I’ve made a program for school; that goes through a plain text file and makes a concordance for each word. It will take each word, remove non-alphabetical characters from the front and back, and put it into a Binary Search Tree. When encountering Unicode characters in a text, you get random ascii characters that make up the multibyte character instead of what it is: for example, yarns—and is outputted as yarnsùand.
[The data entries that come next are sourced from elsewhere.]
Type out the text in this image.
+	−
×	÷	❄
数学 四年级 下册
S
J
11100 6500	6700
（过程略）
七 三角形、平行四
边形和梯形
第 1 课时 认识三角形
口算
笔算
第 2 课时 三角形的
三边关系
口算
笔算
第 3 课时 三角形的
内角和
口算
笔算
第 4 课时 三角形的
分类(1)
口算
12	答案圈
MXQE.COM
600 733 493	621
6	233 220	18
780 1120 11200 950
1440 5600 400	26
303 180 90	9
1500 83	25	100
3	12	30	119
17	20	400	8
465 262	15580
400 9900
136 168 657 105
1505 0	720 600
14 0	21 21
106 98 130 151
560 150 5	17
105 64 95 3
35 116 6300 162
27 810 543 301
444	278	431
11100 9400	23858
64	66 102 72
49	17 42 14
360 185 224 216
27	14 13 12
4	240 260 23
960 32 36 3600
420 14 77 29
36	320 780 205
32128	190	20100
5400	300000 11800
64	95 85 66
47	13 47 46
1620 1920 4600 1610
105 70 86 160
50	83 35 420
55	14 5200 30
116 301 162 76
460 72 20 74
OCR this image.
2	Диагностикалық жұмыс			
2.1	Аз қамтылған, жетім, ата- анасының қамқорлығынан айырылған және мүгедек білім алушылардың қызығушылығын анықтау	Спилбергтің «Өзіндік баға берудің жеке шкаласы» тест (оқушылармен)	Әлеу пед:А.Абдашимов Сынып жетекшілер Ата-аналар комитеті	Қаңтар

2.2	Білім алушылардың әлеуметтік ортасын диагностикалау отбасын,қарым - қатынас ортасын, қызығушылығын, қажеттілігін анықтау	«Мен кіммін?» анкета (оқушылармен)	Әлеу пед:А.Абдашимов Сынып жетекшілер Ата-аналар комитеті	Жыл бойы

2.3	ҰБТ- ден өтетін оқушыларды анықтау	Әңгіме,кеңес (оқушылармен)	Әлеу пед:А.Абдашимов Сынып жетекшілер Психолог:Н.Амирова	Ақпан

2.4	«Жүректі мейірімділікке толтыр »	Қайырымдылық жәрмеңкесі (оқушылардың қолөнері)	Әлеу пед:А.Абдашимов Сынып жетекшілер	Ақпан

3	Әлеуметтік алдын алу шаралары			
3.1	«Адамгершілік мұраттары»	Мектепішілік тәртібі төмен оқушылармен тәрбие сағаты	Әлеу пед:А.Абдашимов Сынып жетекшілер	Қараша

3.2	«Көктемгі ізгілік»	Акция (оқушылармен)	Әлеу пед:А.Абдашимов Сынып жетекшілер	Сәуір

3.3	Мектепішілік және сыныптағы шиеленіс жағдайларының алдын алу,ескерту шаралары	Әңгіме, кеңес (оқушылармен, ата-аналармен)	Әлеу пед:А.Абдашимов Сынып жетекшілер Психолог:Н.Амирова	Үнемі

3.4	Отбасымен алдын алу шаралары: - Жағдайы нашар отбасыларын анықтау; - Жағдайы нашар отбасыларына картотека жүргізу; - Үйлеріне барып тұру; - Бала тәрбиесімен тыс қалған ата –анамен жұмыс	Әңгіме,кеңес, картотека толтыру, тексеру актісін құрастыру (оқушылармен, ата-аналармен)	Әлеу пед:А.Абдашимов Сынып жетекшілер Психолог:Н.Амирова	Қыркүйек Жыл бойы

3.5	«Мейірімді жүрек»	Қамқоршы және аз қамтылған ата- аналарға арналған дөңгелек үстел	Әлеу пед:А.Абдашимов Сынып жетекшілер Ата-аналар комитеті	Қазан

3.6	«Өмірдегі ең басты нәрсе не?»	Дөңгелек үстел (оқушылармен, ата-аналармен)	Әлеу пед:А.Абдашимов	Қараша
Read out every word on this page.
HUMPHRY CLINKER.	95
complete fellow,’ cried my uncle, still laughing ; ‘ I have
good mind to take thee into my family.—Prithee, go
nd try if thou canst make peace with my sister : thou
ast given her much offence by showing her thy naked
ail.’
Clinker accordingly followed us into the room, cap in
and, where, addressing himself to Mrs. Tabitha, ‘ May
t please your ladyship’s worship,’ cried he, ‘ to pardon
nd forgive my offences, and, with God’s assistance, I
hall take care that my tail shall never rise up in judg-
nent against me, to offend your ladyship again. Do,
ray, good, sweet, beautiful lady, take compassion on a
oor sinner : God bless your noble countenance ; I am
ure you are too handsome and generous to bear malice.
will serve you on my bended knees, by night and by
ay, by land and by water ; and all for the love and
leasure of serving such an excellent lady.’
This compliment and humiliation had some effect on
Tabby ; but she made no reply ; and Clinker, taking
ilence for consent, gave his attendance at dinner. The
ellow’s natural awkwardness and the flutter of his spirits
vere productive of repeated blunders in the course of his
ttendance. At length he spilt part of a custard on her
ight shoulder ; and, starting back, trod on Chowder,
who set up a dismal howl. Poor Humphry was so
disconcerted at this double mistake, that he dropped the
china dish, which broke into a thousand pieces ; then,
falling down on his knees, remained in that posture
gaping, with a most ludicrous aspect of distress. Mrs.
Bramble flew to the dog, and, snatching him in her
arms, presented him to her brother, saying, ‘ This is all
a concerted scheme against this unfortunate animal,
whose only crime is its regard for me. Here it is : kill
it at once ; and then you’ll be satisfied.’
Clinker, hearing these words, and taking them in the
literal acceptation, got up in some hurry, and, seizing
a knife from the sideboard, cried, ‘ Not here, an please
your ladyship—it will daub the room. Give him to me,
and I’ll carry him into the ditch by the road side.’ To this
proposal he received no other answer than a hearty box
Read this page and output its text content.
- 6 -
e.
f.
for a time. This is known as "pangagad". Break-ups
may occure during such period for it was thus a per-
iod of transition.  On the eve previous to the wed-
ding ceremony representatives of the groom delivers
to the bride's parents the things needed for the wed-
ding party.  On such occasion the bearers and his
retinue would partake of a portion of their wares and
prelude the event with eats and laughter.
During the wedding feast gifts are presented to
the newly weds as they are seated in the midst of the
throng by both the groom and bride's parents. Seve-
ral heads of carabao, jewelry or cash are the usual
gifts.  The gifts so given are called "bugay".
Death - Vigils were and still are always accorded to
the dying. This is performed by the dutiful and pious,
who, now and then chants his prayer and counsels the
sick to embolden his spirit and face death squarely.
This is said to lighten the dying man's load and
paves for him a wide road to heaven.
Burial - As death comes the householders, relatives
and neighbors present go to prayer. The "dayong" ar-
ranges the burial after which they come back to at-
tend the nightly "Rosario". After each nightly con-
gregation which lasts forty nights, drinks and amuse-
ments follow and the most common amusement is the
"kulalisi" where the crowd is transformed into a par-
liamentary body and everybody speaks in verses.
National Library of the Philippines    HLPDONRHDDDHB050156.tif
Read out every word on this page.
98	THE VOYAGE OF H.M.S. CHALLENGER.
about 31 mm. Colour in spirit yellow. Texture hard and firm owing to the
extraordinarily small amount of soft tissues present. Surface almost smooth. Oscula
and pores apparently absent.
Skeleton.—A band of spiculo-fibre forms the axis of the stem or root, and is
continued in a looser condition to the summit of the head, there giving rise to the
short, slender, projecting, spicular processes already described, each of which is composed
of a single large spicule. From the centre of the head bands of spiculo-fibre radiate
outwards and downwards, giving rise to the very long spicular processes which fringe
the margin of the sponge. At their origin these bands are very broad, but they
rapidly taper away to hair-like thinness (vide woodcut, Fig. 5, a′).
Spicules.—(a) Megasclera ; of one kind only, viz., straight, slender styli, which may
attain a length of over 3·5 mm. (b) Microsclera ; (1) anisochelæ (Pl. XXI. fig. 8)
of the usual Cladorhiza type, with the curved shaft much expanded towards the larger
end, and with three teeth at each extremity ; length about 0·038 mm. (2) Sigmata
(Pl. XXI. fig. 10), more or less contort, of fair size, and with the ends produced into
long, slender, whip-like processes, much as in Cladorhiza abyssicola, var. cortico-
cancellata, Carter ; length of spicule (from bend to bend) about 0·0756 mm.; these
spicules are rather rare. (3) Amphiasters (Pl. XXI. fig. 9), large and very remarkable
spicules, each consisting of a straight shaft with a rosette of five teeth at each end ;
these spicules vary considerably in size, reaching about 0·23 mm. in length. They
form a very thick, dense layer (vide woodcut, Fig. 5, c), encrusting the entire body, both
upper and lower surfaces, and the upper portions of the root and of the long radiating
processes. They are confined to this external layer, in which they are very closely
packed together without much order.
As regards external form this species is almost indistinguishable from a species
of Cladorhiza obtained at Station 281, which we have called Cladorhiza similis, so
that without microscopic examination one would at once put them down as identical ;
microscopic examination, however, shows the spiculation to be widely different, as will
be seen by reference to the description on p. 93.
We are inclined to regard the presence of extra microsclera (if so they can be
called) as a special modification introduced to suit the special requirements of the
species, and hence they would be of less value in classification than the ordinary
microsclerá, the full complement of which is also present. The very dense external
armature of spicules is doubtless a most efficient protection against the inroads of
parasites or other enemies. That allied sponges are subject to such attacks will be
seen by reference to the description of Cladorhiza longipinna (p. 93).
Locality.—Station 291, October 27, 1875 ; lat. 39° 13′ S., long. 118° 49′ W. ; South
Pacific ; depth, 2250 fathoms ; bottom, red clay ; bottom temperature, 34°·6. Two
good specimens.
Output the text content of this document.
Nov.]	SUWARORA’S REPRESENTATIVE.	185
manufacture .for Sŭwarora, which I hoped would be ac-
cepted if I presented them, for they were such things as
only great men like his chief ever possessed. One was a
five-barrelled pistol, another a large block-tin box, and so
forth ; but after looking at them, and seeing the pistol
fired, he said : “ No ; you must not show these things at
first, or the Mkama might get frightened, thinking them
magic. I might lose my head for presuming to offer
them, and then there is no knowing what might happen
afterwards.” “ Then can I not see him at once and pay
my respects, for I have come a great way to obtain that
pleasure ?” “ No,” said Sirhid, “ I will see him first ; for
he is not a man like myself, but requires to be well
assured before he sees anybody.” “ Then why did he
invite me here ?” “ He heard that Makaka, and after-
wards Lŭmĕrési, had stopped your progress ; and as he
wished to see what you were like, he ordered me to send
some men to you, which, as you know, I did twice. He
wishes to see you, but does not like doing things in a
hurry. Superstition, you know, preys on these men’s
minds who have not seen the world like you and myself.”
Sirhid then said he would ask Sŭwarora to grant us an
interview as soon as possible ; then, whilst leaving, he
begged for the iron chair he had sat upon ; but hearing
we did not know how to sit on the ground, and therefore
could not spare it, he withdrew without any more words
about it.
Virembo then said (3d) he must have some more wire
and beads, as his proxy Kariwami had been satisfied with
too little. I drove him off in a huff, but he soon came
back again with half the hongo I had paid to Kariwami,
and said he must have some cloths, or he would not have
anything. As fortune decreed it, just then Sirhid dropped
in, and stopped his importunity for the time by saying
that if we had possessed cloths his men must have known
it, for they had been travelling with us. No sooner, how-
I spent hours months ago and this week trying to solve this problem, so what do I do?
Here is a MRE of the bug.
#include <string>
#include <iostream>
#include <fstream>
#include <windows.h>
#include <consoleapi2.h>
using namespace std;
int main()
{
wfstream file;
file.open("Example.txt", ios::in);
// Changes buffer from char to wchar_t
wchar_t* buffer = new wchar_t[100];
file.rdbuf()->pubsetbuf(buffer, 100);
wchar_t CurrentStreamCharacter = file.get();
wstring NewWord = L"";
while (file)
{
NewWord.push_back(CurrentStreamCharacter);
CurrentStreamCharacter = file.get();
}
//SetConsoleOutputCP(65001);
wcout << NewWord << endl;
wcout << "yarns—and even convictions. The Lawyer—the best of old fellows—had,";
return 0;
}